The interpretation of the choice of the two background colors is actually quite simple: the green would represent hope, the red instead the bloodshed by the Portuguese people to guarantee that hope.

The central design refers instead to a complicated series of more or less historical references that are difficult to summarize, just as it is also difficult to summarize the attempt to reproduce that flag, which in speed is replicated in the two colored bands and in a draw sketched in the middle that does not do justice to the realities to which those symbols have instead been inspired.

Meanwhile: what is it represented?

Hope, blood and an astrolabe with 7 castles: the meaning of the Portuguese flag
source: flickr.com

An astrolabe on which a red shield with seven castles is applied, while in the center there are five other blue shields with five white balls.

Probably in elementary schools, the reproduction of the flag on the notebook represents the terror of all the pupils, given its complexity. And yet each of those signs has an obviously inalienable significance that summarizes the character and history of the Portuguese people.

But one can only grope and look for a plausible interpretation.
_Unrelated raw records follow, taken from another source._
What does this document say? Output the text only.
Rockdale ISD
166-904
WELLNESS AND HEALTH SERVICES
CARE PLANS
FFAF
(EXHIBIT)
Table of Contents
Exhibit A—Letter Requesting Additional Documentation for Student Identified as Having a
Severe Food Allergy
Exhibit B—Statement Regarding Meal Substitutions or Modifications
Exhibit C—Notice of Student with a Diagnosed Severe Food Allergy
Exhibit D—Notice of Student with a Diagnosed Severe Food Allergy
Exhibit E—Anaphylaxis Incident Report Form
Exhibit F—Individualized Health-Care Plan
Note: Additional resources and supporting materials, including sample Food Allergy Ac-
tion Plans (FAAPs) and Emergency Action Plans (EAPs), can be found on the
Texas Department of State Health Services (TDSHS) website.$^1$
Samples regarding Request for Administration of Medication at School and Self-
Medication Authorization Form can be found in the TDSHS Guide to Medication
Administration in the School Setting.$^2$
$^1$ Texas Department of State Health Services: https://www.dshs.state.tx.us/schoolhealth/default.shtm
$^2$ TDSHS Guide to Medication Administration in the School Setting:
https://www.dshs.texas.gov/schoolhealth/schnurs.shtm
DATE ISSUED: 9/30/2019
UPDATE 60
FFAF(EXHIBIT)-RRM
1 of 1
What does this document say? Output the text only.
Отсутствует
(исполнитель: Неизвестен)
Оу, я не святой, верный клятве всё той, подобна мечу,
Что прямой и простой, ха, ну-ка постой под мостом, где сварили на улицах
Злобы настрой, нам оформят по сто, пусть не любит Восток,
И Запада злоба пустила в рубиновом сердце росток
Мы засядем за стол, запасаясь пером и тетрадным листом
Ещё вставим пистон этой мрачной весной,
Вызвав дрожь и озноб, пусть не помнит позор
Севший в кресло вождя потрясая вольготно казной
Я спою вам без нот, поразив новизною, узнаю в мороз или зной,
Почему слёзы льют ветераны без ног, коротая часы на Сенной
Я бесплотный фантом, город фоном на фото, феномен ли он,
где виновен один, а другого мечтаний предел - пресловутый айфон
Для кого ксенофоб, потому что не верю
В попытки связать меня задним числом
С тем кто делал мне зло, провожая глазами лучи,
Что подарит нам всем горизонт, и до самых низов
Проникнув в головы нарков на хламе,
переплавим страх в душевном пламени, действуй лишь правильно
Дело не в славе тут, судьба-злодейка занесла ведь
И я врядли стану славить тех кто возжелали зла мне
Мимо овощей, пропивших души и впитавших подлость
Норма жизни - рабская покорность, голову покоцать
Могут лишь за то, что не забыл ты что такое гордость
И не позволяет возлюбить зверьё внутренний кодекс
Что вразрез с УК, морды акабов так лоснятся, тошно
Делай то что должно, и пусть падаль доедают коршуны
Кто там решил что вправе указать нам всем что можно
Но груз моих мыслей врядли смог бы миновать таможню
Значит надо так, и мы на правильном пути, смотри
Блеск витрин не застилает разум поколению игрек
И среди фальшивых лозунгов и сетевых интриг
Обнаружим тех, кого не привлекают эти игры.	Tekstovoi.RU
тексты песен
And so: the astrolabe is perhaps the most easily perceived symbol since it is intimately linked to navigation, as is known, is one of the activities that have characterized the Portuguese in the history of colonization of the world.

Portugal Castle of the Moors
source: flickr.com

To understand the meaning of the seven castles, instead, it seems we should go back to the times of Alfonso III when during the Reconquista he managed to wrest the Moorish from the seven cities of the Algarve that were still under their power.

On the five blue shields, interpretations are wasted: some believe they should be connected to the five wounds suffered by Jesus on the cross, while those who are inclined to actually treat them, but those suffered by Alfonso III during the wars that opposed him to Moor, who, limiting the field to the companies of the legendary sovereign, thinks that the reference is to the five enemy kings who are heroically defeated.

The white balls remain a mystery: excluding the hypothesis that it is a reference to the thirty pieces of money received from Judas to betray Jesus (the balls would be twenty-five, thirty only if integrated with those contained in the central white shield), the more inclined to consider them a symbol of money, given that the sovereign to whom we owe the birth of the flag had obtained the right to coin money.

To understand something, we need to look for rather precise historical information, an operation that is ill-suited to the sense that a flag must-have for a people.

Parque Eduardo VII, Lisboa
source: flickr.com

Yet the Portuguese are more than proud of their drapery: just take a few steps for Parque Eduardo VII in Lisbon to realize this, since the largest flag in the country flies there and for this, it has become the destination of incessant pilgrimages of curious citizens to see the effect that those doodles make while waving in the wind.